Basic LaTeX Verification

from tools.alopex.math_pipeline import normalize_and_parse, verify

# Extract and normalize from messy LLM output
messy_output = "The answer is \\boxed{\\frac{\\sqrt{4}}{2}} which equals 1"
normalized = normalize_and_parse(messy_output)

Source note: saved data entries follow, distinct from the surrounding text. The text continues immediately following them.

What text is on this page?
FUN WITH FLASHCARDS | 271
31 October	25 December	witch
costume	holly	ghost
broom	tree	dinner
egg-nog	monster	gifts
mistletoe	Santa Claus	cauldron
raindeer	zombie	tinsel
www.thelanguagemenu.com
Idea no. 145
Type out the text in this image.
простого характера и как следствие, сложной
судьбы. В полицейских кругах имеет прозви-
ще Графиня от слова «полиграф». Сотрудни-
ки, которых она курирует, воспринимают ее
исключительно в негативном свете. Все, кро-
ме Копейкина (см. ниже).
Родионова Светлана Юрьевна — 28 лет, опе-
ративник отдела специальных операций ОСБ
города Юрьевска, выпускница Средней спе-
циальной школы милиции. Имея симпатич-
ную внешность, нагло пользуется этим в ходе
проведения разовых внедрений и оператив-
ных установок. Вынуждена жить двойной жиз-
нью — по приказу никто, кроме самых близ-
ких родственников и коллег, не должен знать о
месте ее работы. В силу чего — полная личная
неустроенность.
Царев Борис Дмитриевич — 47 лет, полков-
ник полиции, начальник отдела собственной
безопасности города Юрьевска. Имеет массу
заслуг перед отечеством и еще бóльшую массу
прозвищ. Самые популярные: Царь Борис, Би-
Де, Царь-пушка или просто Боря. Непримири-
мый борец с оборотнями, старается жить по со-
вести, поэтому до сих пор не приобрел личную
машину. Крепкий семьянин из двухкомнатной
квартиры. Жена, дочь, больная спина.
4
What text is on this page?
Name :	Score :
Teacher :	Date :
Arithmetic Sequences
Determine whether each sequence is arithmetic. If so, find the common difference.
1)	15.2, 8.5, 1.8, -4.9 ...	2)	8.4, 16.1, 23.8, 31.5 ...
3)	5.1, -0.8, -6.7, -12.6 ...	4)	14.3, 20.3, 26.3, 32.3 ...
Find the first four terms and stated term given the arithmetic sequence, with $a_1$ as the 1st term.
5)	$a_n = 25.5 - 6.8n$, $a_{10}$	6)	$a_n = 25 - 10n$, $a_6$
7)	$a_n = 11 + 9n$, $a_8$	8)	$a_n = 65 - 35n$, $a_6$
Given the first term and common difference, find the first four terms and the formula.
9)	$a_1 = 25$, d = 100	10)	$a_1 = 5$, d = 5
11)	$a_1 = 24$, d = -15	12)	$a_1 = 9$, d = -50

Linear Algebra Verification

from tools.alopex.math_pipeline import verify_linear_properties

# Verify projector properties: A^2 = A, A^T = A
A = sympy.Matrix([[1, 0], [0, 0]])
properties = verify_linear_properties(A, None, M=None)

ML Gradient Verification

import torch
from tools.alopex.math_pipeline import check_gradients

# Verify gradient computations
def loss_fn(x):
    return torch.sum(x**2)

x = torch.randn(3, requires_grad=True)
gradient_correct = check_gradients(loss_fn, x)

Lean 4 Formal Proof (Escalation)

from tools.alopex.math_pipeline import escalate_to_lean

# For critical claims requiring formal proof
claim = "Matrix A is idempotent: A @ A = A"
lean_proof = escalate_to_lean(claim)

Cascade/Windsurf Integration

Skills Usage

Invoke @math_verifier skill for mathematical content:

@math_verifier Prove that the derivative of sin(x^2) is 2x*cos(x^2)

AGENTS.md Rules

The system automatically applies mathematical verification rules:

• LaTeX normalization and parsing
• Symbolic equivalence checking
• Numerical validation
• Lean 4 escalation for critical claims
• Iterative refinement loops

Verification Capabilities

LaTeX Processing

• Robust extraction from messy LLM outputs
• Normalization of \mathrm, boxed answers, malformed operators
• Configurable extraction targets (LatexExtractionConfig, ExprExtractionConfig)

Mathematical Domains

• Calculus: Derivatives, integrals, limits
• Linear Algebra: Matrix operations, eigenvalues, projectors
• Probability: Distributions, expectations, Bayes theorem
• Optimization: Gradients, Hessians, convexity
• ML Theory: Backpropagation, loss functions, regularization

Escalation Policy

• Use SymPy + numerical checks for most cases
• Escalate to Lean 4 for high-confidence critical derivations:
  • Projector geometry properties
  • Procrustes guarantees
  • Flow consistency
  • Exact recovery claims

Performance

• LaTeX Processing: <100ms for typical expressions
• Symbolic Verification: <500ms for standard algebra
• Numerical Validation: <1s for gradient checks
• Lean 4 Proofs: 5-30s depending on complexity

Contributing

See CONTRIBUTING.md for development guidelines.

License

MIT License - see LICENSE file for details.